As for the story, it's nothing new. The story is one that has been told to death, but it is all about how a story is told that can make or break a movie. This love story was told with a passion thanks to the high-spirited screenplay from Bronte Woodard and the energizing direction from Randall Kleiser. This musical starts off at a California beach in 1959. Complete opposite personalities have fallen in love. Greaser Danny Zuko (John Travolta) and an Australian chick Sandy Olsson (Olivia-Newton John). After a summer romance expecting not to see each other again, both of them attend Rydell High unbeknownst to each other. They do their own things at first. Danny is a leader of a gang of greasers called the T-Birds and Sandy joins the Pink Ladies, led by the charming Rizzo (Stockard Channing). When they run in to each other for the first time, Sandy realizes Danny is a different man from the one she met at the beach. But will that stop her from getting back with Danny? Well, just watch the movie! Despite my concerns on the ages of the cast, I cannot deny how effective the performances are. In particular, John Travolta and Olivia Newton-John. Travolta eventually became a major movie star, thanks to this movie. He knows how to sing and dance very well for an actor. It seems like he models his character off Elvis Presley. With the hairstyle and the black leather jacket, he seems to be Elvis-lite. He exerts fantastic chemistry with Olivia-Newton John. She also sang very well and her performance as the new girl in town is excellent. I liked the supporting cast very much. Stockard Channing did a solid job as the sex-happy leader of the Pink Ladies. Jeff Conaway as Danny's right-hand man, Kenickie. There are some veteran cast members who did a fine job particularly Eve Arden as Principal McGee and Sid Caesar as Coach Calhoun.

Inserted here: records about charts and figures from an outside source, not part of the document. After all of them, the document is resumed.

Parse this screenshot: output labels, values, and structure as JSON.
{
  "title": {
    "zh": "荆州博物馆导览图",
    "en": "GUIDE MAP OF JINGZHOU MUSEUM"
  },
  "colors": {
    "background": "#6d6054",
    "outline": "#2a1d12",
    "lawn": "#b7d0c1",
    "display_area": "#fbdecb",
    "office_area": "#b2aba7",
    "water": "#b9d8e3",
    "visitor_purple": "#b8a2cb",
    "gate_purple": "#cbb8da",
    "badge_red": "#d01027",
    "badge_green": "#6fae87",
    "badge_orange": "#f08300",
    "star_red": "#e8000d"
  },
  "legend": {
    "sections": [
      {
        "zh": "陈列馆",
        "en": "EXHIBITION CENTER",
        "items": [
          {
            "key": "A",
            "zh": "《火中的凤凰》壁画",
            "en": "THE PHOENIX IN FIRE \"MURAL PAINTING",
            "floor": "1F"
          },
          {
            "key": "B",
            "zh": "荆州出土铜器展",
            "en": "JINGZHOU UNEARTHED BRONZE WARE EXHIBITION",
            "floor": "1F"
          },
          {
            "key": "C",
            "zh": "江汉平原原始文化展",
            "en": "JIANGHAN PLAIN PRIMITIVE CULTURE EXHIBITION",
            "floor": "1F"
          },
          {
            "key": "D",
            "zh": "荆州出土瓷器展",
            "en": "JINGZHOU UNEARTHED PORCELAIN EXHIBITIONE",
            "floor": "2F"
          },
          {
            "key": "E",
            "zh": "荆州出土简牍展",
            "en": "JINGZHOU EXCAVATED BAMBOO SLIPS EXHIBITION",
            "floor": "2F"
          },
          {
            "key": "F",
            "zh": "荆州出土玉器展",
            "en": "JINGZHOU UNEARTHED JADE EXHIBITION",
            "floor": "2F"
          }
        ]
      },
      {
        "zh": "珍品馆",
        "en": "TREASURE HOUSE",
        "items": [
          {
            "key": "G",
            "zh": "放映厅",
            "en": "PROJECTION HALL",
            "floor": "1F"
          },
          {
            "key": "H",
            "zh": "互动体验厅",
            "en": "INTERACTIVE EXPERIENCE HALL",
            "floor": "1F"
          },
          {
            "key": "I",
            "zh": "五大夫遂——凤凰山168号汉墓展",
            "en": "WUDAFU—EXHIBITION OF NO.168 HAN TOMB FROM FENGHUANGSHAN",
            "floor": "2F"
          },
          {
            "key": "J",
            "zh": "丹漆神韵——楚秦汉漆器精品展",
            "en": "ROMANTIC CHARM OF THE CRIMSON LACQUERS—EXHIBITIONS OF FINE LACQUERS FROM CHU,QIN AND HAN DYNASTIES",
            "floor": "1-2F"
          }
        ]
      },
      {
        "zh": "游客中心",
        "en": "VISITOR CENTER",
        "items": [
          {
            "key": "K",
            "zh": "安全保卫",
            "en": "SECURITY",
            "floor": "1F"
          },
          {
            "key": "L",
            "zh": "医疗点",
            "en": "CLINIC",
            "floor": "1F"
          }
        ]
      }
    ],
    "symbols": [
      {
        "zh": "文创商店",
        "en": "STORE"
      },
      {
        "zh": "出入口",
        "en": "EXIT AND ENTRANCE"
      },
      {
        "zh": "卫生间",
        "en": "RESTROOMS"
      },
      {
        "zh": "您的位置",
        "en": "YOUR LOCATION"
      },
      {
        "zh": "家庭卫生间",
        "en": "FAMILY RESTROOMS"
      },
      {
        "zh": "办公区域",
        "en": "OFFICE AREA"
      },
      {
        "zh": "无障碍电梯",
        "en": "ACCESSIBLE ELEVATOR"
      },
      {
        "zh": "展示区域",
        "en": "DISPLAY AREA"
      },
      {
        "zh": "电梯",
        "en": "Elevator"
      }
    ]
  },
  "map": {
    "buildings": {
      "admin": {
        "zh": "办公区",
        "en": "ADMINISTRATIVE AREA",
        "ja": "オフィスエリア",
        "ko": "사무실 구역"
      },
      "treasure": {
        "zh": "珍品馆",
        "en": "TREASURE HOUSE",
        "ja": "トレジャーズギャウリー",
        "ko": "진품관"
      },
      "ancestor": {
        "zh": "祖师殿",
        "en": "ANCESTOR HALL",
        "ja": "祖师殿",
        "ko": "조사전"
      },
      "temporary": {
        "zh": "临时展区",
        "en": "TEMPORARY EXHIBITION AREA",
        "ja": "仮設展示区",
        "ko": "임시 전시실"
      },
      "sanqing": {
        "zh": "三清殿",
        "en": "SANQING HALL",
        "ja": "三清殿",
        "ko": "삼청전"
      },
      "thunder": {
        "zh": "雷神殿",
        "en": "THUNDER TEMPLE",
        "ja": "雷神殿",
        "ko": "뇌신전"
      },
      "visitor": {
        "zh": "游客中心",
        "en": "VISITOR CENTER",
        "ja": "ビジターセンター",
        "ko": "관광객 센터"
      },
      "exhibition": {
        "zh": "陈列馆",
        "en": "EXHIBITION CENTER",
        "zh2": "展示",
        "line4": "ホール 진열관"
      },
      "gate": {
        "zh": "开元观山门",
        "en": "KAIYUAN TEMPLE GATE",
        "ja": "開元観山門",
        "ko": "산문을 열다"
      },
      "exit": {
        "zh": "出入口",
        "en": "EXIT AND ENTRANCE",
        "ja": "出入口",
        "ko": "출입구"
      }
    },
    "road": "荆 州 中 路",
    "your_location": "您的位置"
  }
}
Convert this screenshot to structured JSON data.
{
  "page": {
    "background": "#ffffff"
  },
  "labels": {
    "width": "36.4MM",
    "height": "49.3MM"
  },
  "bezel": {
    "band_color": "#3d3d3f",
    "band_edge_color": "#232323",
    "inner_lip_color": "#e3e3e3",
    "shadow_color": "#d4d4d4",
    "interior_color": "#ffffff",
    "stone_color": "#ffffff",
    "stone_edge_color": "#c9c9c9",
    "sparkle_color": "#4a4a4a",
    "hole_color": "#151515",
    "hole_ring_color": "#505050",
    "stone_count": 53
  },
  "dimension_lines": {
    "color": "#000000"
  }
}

I was most impressed with Grease. I remember seeing it as a little kid and enjoying the music. But as a young adult, it resonates with me because it reminds me of my high school days. The music is great and most of these songs will stick in your brain for a lifetime. Such numbers to keep an eye out for are "Hopelessly Devoted To You," and "You're The One That I Want." The former song actually went on to be nominated for an Oscar. This film is all about song and dance. Two of my favorite sequences include the ballroom dance scene which was being filmed for national television and it features some slick dance moves. My other favorite scene is the ending dance sequence at the school's carnival. Very fun! On the whole, this film is upbeat, sweet, and a film to remember.